Closed mcschroeder closed 5 years ago

mcschroeder commented 5 years ago

Take the following example:

{-# LANGUAGE OverloadedStrings #-}
import RIO
import qualified RIO.Text

main = do
    runSimpleApp $ do
        logInfo "one"
        logSticky $ display $ RIO.Text.replicate 41 "ö"
        logInfo "two"
        logSticky "sticky"

At the end of the run, you would expect your terminal to look like this:

one
two
sticky

Yet what actually happens on an 80-width terminal is this:

one
two                                    sticky

If you change the umlaut ö in the logSticky to an o everything works as expected. Likewise, if you replicate the ö a number of times that is less than or equal to half the width of your terminal.

The reason for this weirdness are the functions to clear the sticky line used in stickyImpl in RIO.Prelude.Logger:

  let backSpaceChar = '\8'
      repeating = mconcat . replicate (B.length sticky) . char7
      clear = logSend lo
        (repeating backSpaceChar <>
        repeating ' ' <>
        repeating backSpaceChar)

The variable sticky here is a ByteString that holds the current sticky line. By using B.length to determine how many backspaces are needed to clear it, we overcount if there are non-ASCII characters in the string that are encoded with multiple bytes (like ö under UTF-8 which encodes to \195\182).

I'm not sure what the best fix is here:

  1. We could calculate the number of characters (as opposed to the number of bytes) using something like Data.ByteString.UTF8.length from the utf8-string package. This is a potentially expensive operation I'm guessing, but if we store the count together with the sticky line, we would only need to do it once when the line is logged (as opposed to every time we need to clear it).
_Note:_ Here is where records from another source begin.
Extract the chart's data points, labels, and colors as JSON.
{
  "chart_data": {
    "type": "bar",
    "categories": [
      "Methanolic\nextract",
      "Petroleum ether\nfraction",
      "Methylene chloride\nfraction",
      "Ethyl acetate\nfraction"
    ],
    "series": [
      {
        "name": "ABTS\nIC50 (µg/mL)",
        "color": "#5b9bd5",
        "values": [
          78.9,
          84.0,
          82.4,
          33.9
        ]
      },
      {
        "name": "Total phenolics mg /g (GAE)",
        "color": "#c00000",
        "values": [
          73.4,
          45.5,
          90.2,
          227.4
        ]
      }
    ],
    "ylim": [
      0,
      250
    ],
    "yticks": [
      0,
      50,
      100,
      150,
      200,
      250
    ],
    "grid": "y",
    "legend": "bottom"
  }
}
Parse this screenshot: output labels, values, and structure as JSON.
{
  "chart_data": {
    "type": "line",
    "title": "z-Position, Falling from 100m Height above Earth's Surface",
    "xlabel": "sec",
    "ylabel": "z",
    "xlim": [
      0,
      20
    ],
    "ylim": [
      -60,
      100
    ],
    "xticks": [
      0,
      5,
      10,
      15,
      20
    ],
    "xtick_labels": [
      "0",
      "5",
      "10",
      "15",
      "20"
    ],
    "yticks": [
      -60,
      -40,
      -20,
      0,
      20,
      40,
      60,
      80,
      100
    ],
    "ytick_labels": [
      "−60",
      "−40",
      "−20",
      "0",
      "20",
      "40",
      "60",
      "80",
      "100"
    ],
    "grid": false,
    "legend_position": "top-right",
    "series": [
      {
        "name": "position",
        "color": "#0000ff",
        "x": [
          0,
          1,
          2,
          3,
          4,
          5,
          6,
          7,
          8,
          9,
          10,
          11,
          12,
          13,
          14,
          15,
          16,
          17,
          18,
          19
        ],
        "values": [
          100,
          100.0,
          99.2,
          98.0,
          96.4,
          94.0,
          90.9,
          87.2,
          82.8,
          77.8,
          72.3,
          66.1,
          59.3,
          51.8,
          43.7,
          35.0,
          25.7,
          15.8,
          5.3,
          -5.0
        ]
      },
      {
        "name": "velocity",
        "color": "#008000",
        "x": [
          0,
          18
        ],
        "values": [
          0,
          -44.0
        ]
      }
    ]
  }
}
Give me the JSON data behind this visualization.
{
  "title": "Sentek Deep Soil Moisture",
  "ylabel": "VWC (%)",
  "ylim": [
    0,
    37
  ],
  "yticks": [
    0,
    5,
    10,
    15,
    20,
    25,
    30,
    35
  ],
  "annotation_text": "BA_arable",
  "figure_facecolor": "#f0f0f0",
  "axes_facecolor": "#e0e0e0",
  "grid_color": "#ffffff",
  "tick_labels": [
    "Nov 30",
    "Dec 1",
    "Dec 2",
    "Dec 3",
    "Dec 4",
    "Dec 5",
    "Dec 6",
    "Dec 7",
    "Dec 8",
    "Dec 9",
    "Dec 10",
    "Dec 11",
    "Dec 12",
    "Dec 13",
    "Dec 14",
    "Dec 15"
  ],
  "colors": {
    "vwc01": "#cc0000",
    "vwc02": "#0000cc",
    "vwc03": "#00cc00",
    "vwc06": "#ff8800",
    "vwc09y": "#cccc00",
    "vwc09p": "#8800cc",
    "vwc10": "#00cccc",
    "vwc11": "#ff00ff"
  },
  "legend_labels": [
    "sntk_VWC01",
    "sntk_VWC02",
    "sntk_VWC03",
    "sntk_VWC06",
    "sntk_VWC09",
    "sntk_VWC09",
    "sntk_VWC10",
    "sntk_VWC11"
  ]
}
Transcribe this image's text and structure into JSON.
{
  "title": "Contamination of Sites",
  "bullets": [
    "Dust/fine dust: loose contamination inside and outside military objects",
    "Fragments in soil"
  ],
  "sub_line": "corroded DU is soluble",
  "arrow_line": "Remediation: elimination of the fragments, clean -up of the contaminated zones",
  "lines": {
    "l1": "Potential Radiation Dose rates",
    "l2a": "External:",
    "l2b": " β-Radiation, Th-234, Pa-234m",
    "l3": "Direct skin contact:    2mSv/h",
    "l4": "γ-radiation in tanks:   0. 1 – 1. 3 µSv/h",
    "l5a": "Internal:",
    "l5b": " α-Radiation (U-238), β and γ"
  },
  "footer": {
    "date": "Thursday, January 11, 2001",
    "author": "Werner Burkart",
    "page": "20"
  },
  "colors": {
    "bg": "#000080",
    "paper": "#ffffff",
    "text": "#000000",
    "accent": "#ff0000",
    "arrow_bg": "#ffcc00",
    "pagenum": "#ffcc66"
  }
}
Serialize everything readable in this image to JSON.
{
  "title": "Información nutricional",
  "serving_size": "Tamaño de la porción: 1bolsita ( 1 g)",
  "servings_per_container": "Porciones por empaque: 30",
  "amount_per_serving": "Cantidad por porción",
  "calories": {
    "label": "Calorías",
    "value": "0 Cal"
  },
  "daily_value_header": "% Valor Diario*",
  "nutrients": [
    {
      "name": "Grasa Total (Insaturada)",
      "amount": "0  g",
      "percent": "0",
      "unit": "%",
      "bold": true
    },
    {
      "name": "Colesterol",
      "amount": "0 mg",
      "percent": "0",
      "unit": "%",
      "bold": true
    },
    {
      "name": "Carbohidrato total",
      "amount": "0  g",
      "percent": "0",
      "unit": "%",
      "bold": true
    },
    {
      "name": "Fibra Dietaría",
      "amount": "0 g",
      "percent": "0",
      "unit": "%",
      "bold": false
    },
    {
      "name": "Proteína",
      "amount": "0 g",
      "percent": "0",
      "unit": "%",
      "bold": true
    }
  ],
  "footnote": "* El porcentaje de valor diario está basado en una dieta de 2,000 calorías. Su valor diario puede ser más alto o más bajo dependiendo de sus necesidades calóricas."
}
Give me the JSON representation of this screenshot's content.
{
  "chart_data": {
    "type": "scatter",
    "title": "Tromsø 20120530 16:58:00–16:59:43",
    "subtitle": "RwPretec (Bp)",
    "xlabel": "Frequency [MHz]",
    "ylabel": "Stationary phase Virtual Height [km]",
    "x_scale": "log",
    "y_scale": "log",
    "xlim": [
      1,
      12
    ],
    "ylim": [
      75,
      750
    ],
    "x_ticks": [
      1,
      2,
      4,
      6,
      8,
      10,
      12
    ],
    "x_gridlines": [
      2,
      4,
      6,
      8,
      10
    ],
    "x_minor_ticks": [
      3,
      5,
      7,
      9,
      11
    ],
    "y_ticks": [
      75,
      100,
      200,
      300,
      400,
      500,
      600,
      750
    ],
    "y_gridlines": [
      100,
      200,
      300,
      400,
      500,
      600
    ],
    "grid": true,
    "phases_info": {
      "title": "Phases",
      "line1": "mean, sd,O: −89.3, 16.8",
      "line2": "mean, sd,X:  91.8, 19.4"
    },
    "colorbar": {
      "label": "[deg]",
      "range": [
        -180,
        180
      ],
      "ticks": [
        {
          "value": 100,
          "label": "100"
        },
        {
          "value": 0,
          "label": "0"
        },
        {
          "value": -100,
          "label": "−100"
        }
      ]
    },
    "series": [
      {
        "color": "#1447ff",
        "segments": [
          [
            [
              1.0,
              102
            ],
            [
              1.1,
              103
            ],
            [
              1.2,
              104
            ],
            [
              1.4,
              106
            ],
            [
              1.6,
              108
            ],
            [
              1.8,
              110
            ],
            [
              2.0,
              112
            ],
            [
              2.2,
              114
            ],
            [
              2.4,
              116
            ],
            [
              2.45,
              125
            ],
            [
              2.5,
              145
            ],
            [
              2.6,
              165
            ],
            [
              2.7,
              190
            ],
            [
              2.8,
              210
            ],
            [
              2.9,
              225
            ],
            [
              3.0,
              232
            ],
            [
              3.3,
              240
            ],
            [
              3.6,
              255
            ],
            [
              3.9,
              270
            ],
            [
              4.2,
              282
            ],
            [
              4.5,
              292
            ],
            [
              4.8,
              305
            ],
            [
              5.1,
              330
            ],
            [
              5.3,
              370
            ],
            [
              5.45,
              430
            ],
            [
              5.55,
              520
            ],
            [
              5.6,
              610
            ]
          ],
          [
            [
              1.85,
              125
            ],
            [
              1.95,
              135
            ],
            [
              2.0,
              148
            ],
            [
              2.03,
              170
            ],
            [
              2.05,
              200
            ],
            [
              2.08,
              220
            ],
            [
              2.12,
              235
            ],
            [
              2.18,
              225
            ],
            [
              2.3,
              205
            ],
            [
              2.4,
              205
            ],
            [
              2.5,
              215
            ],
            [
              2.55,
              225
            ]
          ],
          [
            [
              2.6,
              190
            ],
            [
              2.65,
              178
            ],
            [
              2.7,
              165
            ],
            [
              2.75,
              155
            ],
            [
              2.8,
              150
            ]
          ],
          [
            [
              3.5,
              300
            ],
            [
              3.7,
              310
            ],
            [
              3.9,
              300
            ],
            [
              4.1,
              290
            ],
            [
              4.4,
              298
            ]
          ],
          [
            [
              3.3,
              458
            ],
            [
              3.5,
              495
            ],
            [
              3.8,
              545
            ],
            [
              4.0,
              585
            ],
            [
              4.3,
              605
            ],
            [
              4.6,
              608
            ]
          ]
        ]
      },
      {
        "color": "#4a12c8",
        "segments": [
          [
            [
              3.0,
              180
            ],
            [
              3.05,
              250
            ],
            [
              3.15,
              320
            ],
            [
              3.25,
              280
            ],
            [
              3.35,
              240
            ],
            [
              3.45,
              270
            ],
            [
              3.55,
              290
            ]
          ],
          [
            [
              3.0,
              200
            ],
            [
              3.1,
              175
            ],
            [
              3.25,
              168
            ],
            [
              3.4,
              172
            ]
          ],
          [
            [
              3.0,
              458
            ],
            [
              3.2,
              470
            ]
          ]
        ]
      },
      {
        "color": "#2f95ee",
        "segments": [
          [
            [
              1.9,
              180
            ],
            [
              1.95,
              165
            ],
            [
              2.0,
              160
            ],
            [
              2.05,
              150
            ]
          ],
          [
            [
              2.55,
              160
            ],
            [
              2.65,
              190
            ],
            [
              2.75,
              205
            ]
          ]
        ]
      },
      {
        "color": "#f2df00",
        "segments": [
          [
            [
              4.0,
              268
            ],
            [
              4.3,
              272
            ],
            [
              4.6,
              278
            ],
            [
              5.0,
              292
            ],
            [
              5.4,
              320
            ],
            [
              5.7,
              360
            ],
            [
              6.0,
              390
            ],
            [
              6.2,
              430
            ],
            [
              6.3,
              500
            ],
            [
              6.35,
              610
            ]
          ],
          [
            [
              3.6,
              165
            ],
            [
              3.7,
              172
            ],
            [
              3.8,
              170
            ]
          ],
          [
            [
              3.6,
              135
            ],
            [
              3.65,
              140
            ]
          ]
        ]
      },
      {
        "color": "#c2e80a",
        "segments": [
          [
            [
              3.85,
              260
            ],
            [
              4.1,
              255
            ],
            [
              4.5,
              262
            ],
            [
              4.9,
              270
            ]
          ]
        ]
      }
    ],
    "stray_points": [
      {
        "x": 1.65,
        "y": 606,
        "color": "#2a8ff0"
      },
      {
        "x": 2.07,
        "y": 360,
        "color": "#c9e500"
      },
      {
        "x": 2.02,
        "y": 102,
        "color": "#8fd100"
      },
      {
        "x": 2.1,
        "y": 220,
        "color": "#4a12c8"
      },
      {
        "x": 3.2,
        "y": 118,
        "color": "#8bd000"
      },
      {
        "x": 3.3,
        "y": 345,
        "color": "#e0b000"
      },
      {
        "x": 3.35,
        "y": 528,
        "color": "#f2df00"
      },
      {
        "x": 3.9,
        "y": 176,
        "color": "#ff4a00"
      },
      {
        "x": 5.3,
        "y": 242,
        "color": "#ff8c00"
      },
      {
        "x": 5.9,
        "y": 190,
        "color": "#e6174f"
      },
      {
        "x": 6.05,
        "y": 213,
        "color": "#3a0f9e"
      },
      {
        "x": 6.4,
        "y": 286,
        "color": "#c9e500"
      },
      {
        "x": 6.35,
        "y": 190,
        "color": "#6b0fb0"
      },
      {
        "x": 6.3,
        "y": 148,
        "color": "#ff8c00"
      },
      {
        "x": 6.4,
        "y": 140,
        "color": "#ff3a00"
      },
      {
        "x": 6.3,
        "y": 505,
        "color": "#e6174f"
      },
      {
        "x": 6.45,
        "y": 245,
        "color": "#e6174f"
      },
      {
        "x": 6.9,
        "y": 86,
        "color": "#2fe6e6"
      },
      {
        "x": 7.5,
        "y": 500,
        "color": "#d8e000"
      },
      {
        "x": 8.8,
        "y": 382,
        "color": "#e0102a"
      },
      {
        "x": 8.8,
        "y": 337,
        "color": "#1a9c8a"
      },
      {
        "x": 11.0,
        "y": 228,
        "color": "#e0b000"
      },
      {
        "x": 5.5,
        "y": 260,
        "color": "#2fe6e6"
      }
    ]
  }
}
Also, the sticky line is going to be maximum as long as the terminal, which is probably <100 characters in most cases.

  2. We could clear the sticky line in some other way, e.g. using the functions from ansi-terminal. I don't know how portable those are, but this might be the cleanest solution.

  3. We could leave it as-is and add a warning to the documentation of logSticky to caution against using it with non-ASCII strings.

snoyberg commented 5 years ago

This is a good catch, thank you. Did your last name play into its discovery by chance? 😄

Clearing the sticky line in some other way does sound really nice, but I also don't know about portability. I'd rather not add a dependency on utf8-string, but hand-rolling a function that does the same thing should be fairly easy using bitmasking, but it would introduce some performance overhead.

Are you interested in taking a stab at implementing a solution to this?

mcschroeder commented 5 years ago

I was actually trying to add a fancy progress bar to my sticky log line, but when I discovered the problems I was having were due to character encoding I really decided to dig my teeth in... I guess I am particularly sensitive to issues of mishandling non-ASCII characters… 😉

I’ll take a stab at a solution, sure.